Düsseldorf ist eine grüne Stadt. Die zahlreiche Parkanlagen bilden die grüne Lunge der Stadt. Überall gibt es grüne Inseln der Ruhe, Orte um der Hektik des Alltags zu entkommen. Das Interessante ist, dass diese Grünzonen von recht unterschiedlichem Charakter sind. Eines aber haben alle gemeinsam: sie lassen den Besucher für einen Moment aus der unruhigen, lärmreichen Großstadt entfliehen in die Idylle der Natur.

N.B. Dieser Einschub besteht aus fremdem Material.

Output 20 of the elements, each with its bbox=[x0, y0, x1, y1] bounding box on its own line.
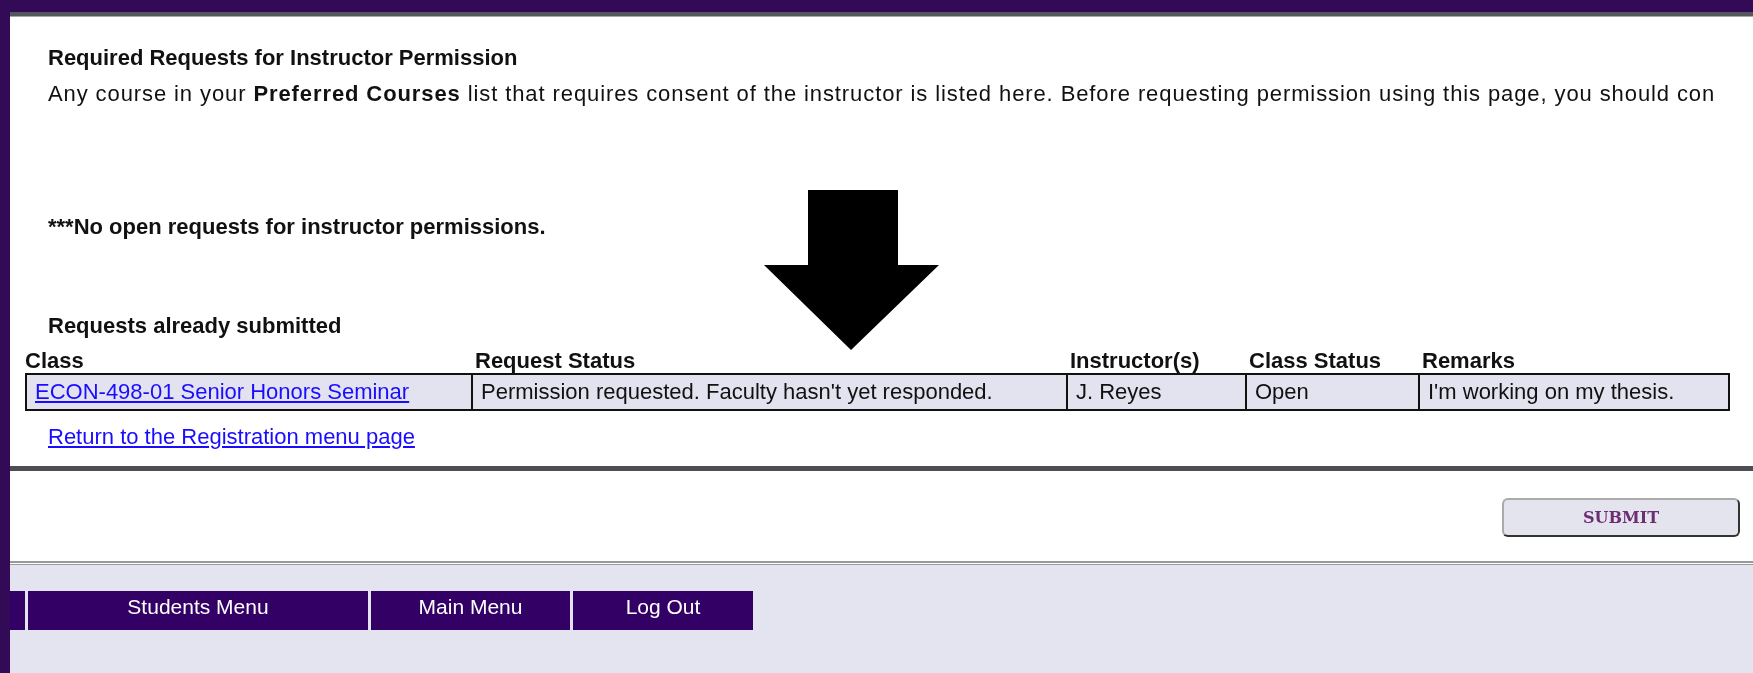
intro-paragraph: Any course in your Preferred Courses list that requires consent of the instructor is listed here. Before requesting permission using this page, you should con bbox=[48, 79, 1717, 107]
table-cell: I'm working on my thesis. bbox=[1420, 373, 1730, 411]
return-link[interactable]: Return to the Registration menu page bbox=[48, 422, 415, 451]
column-header: Request Status bbox=[475, 348, 636, 373]
table-cell: Open bbox=[1247, 373, 1420, 411]
column-header: Remarks bbox=[1422, 348, 1515, 373]
column-header: Class bbox=[25, 348, 84, 373]
submit-button[interactable]: SUBMIT bbox=[1502, 498, 1740, 538]
column-header: Class Status bbox=[1249, 348, 1382, 373]
table-cell: Permission requested. Faculty hasn't yet responded. bbox=[473, 373, 1068, 411]
menu-tab[interactable]: Log Out bbox=[573, 591, 753, 631]
menu-tab[interactable]: Main Menu bbox=[371, 591, 570, 631]
menu-tab[interactable] bbox=[10, 591, 25, 631]
status-message: ***No open requests for instructor permissions. bbox=[48, 213, 547, 241]
section-heading: Required Requests for Instructor Permission bbox=[48, 44, 519, 72]
down-arrow-icon bbox=[764, 190, 939, 350]
menu-tab[interactable]: Students Menu bbox=[28, 591, 368, 631]
subsection-heading: Requests already submitted bbox=[48, 311, 343, 339]
column-header: Instructor(s) bbox=[1070, 348, 1200, 373]
table-cell: J. Reyes bbox=[1068, 373, 1247, 411]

Mit einer Fläche von 27 Hektar ersteckt sich der Hofgarten nördlich der Innenstadt zwischen Tonhalle und Schloss Jägerhof. Er bildet somit das zentrale Erholungsgebiet der Stadt mit Wiesen, alten Bäumen, Denkmälern, Kunstwerken, Bänken zum Verweilen, Wasserflächen und vielem mehr.

Die erste Parkanlage entstand hier bereits 1769. Sie bildete den ersten öffentlich zugänglichen Bürgerpark Deutschlands. Die heutige Parkgestaltung geht wesentlich auf den in Bonn geborenen Maximilian Friedrich Weyhe zurück, der den Park ab 1804 umformte. Dem nachhaltig wirkenden Gartenarchitekt, der neben dem Hofgarten viele Parkanlagen im Rheinland gestaltete und der 1846 in Düsseldort starb, ist im Hofgarten ein Denkmal gewidmet.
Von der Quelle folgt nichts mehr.